Moving cattle through big and woolly country can be, and usually is, a contemplative exercise. I was feeling contemplative not long ago when I wrote - on a lark, not expecting a reply, an astrophysicist with some questions about the Big Bang. Turns out, you can ask an army of bureaucrats why they let a fire burn, with the means on-hand to put it out, and you won't ever get an answer. But you can query an astrophysicist about the Big Bang and get an answer back right away.

I was thinking about the reply while we chased after cows in the dark timber, pushing them up and down the cliffs, through the trees, away from fire, and into the big meadow at South Flat. I was enveloped by the woods and the sage, the horses and the cattle, the good working dogs, the kids, and the great people who live on the country because they love the life and what it has given them. What they love isn't money. There is precious little of that. Rather, it's the freedom, the responsibility, and the sense of utter satisfaction at the end of a long season of toil.
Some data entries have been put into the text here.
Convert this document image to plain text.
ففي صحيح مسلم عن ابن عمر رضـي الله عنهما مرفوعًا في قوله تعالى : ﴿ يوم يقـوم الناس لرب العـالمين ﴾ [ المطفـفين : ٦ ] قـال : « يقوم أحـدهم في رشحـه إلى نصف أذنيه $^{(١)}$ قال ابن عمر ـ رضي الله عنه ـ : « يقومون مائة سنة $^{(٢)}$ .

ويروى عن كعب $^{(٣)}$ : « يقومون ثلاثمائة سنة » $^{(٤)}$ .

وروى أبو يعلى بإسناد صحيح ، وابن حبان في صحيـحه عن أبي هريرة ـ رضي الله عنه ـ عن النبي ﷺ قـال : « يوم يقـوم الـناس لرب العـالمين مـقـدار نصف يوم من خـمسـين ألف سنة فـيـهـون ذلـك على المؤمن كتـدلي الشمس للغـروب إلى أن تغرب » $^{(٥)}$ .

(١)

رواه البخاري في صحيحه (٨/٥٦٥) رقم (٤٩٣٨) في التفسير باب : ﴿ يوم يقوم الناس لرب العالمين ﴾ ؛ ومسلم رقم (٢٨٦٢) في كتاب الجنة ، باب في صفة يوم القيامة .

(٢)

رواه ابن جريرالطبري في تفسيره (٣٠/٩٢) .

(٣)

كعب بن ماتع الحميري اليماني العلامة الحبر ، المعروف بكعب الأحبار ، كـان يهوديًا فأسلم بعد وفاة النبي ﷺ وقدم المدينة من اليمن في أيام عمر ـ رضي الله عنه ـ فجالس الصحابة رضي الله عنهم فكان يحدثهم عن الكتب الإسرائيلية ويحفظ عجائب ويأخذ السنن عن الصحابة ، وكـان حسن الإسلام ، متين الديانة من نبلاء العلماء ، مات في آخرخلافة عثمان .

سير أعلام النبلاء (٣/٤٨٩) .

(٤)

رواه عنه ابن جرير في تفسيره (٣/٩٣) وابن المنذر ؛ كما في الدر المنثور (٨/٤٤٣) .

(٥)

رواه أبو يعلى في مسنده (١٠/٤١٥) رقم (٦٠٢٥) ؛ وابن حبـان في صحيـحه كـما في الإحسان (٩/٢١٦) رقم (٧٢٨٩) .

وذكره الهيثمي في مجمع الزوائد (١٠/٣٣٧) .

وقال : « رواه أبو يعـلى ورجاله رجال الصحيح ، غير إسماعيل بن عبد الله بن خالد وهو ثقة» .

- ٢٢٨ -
"Craig," my new favorite scientist, wrote, "The Big Bang did not happen at a single place in space. Rather it happened at a single time and, at that single time, the entire universe was born infinite in size. That is why we can look all around us to see the vestiges of the Big Bang. Light can only travel so fast, so when we look at light that has travelled 13.8 billion light years (light that is 13.8 billion years old), it shows us a picture of the earliest universe. Because we see that picture in every direction, we know that the Big Bang happened everywhere at once."

That wasn't how I thought of it, and that's heady stuff when you are following cow tracks in roadless country, can hear the crackle of fire, and know that a cow will just stand there with her calf and let the fire consume them both.

And then I remembered a photo I'd taken of young Sienna Cooper, on the shores of Summer Lake, when she seemed to represent, fleetingly and precisely, both the past and the future, which in the sudden sunlight seemed to be everywhere at once.